The film is similar in tone and direction to Apatow’s previous production, Funny People, which signaled a sea change in Apatow’s works after the widely appealing laughfests that were The 40-Year-Old Virgin and Knocked Up (films that, it should be noted, still also contain heavier themes than might be obvious at first glance). And, whereas Funny People contains a third act that feels both unnecessary and distracting, This is 40 contains an equally as (seemingly) irrelevant first act. Nothing really “happens” in the first act of the film, it’s about forty minutes of getting into the state of Pete and Debbie’s lives, getting acclimated to the temperature of the story, finding footing.
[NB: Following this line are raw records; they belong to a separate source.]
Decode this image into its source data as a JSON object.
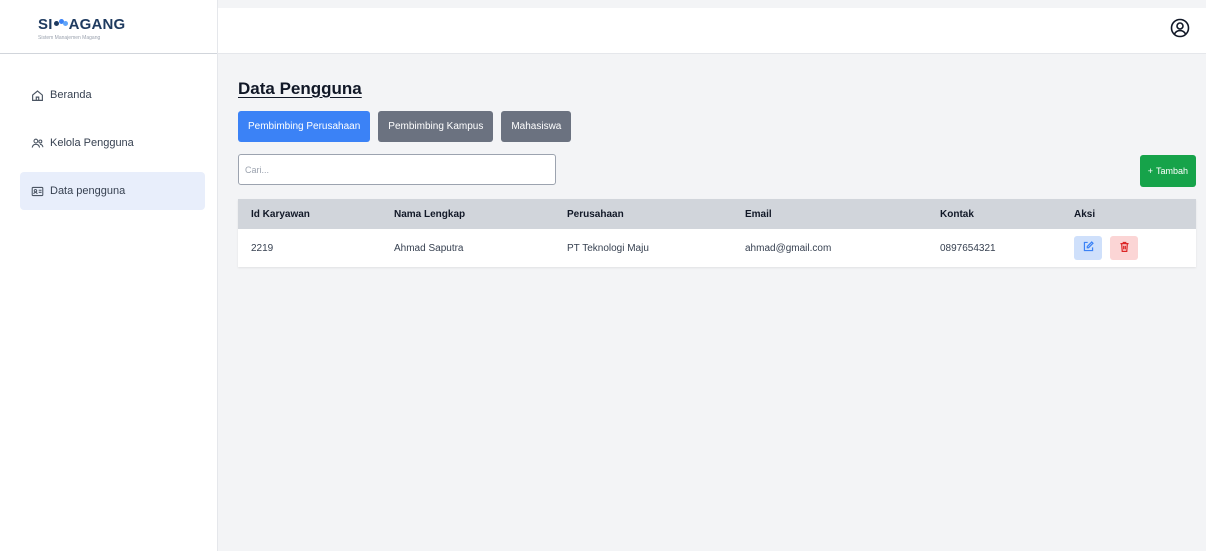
{
  "brand": {
    "name_left": "SI",
    "name_right": "AGANG",
    "tagline": "Sistem Manajemen Magang"
  },
  "sidebar": {
    "items": [
      {
        "label": "Beranda",
        "icon": "home-icon"
      },
      {
        "label": "Kelola Pengguna",
        "icon": "users-icon"
      },
      {
        "label": "Data pengguna",
        "icon": "id-card-icon"
      }
    ]
  },
  "header": {
    "profile_icon": "user-circle-icon"
  },
  "main": {
    "title": "Data Pengguna",
    "tabs": [
      {
        "label": "Pembimbing Perusahaan"
      },
      {
        "label": "Pembimbing Kampus"
      },
      {
        "label": "Mahasiswa"
      }
    ],
    "search": {
      "placeholder": "Cari..."
    },
    "add_button": {
      "label": "Tambah"
    },
    "table": {
      "columns": [
        "Id Karyawan",
        "Nama Lengkap",
        "Perusahaan",
        "Email",
        "Kontak",
        "Aksi"
      ],
      "rows": [
        {
          "id": "2219",
          "name": "Ahmad Saputra",
          "company": "PT Teknologi Maju",
          "email": "ahmad@gmail.com",
          "contact": "0897654321"
        }
      ]
    }
  },
  "colors": {
    "primary": "#3b82f6",
    "secondary": "#6b7280",
    "success": "#16a34a",
    "danger": "#dc2626"
  }
}
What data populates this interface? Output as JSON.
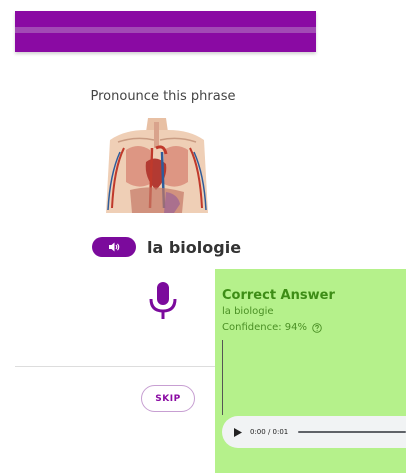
{
  "prompt": "Pronounce this phrase",
  "image": {
    "alt": "anatomy-illustration"
  },
  "phrase": "la biologie",
  "skip_label": "SKIP",
  "feedback": {
    "title": "Correct Answer",
    "phrase": "la biologie",
    "confidence": "Confidence: 94%"
  },
  "audio": {
    "time": "0:00 / 0:01"
  },
  "icons": {
    "speaker": "speaker-icon",
    "mic": "microphone-icon",
    "help": "help-circle-icon",
    "play": "play-icon"
  },
  "colors": {
    "brand": "#8a0aa3",
    "feedback_bg": "#b5f18b",
    "feedback_text": "#3d8d16"
  }
}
But, then again, nothing really “happens” in This is 40 as a whole. And that’s not a bad thing. Despite the fact that Pete and Debbie’s lives are rife with complications, issues, and arguments, This is 40 simply serves as a slice-of-life look at their existence, a tableau of the everyday, an intimate peek inside the home of a family that could very well be living right next door to you. Is that what people are dying to watch over the holidays? Well, when the whole thing is played as pleasingly and amiably as it is here, sure, maybe they are.
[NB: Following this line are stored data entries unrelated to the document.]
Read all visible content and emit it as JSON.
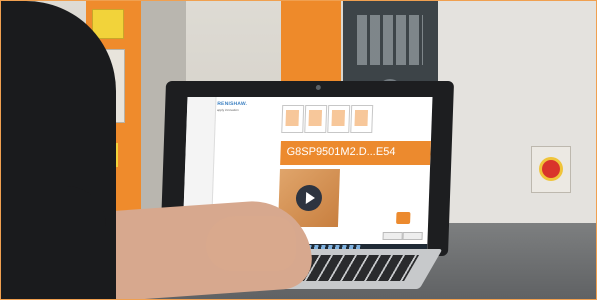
{
  "screen": {
    "brand": "RENISHAW.",
    "subtitle": "apply innovation",
    "top_right": "",
    "menu_items": [
      "",
      "",
      "",
      "",
      "",
      "",
      ""
    ],
    "part_code": "G8SP9501M2.D...E54",
    "buttons": [
      "",
      ""
    ]
  },
  "colors": {
    "accent": "#ec8a2e",
    "brand": "#3a7fc1"
  },
  "icons": [
    "play-icon",
    "webcam-icon"
  ]
}
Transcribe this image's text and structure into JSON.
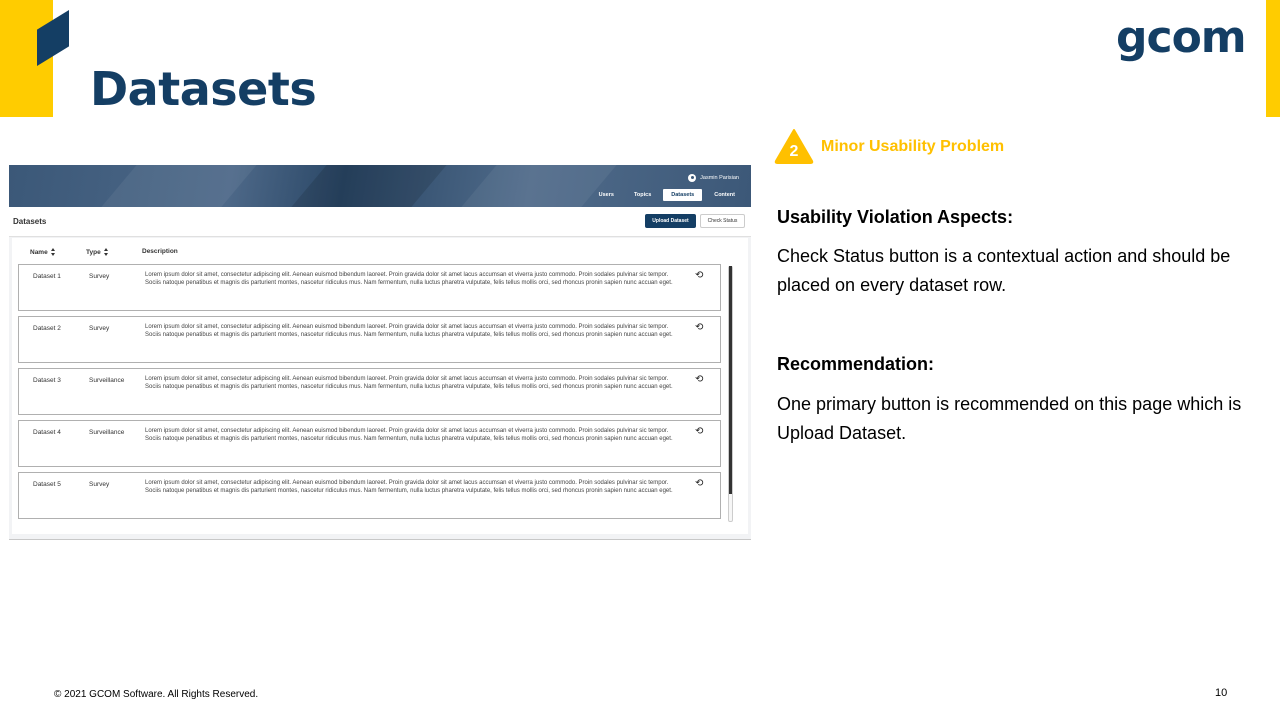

But while Apatow does address universal themes with his film – principally, just how the hell do you make a marriage work? – a lot of the “dressing” of This is 40 is both weirdly specific and honestly alienating to plenty of moviegoers. Pete and Debbie “struggle” with financial issues, yet they’re never in danger of losing their beautiful house (there is the lingering possibility of selling it and downsizing to a smaller abode, but given the current economic climate, hearing such news delivered by their personal accountant doesn’t really feel like as much of a gut punch as it could) or their luxury cars, and when they decide to “unplug” from technology, they’ve got a pack of Apple products that are doomed to exist without precious WI-FI, expensive bits of tech magic that they can turn back on at whim. The stakes for Pete and Debbie are really of the emotional variety, but Apatow’s built-in extra-dramatics don’t help to illuminate that, they just dilute the value of any of what the pair are struggling with.

Thankfully, the film is packed with outstanding supporting performances by a wide range of talents, most notably Albert Brooks as Pete’s dad (who gets the very best of the film’s lines and cracks at obvious amusement, and plays them to the absolute hilt) and John Lithgow as Debbie’s deadbeat dad. Both men have moved on to “new” families, and both are struggling just as mightily as their original progeny. When they all come together at a backyard bash (and, hey, Megan Fox and Chris O’Dowd are there! Hey, guys! You’re funny, too! Albeit unnecessary!), This is 40 hums right along, tight and snappy and laden with enough emotion to drive the entire enterprise. Make a sort-of sequel starring those guys, Judd, we’ll watch that one, too.

And then there’s Maude Apatow. Oh, Maude. When the eldest Apatow sister seethes in her walk-in closet that she has nothing to wear, unhinged by hormones and her “weird” body and the hell of puberty, Maude captures the very best of This is 40 without even trying (or, alternately, by trying very hard and making it look very easy, itself its own feat). It’s funny because it’s true, even as it’s also kind of sad and just very relatable and all too commonplace. Maude captures low-grade teenage angst without missing a beat, and it’s her thoroughly solid performance that’s the most unexpected (and wonderful) surprise of the film.

The Upside: It’s a sweet look at marital strife, the meaning of marriage, and the value of family without being heavy-handed in the slightest. Also, Albert Brooks, John Lithgow, and Maude Apatow.

The Downside: Well, it’s a sweet look at marital strife, the meaning of marriage, and the value of family without being heavy-handed in the slightest. It’s fluffy. And, yes, it’s too long.

On the Side: Jason Segel and Charlyne Yi reprise their roles from Knocked Up. Sort-of.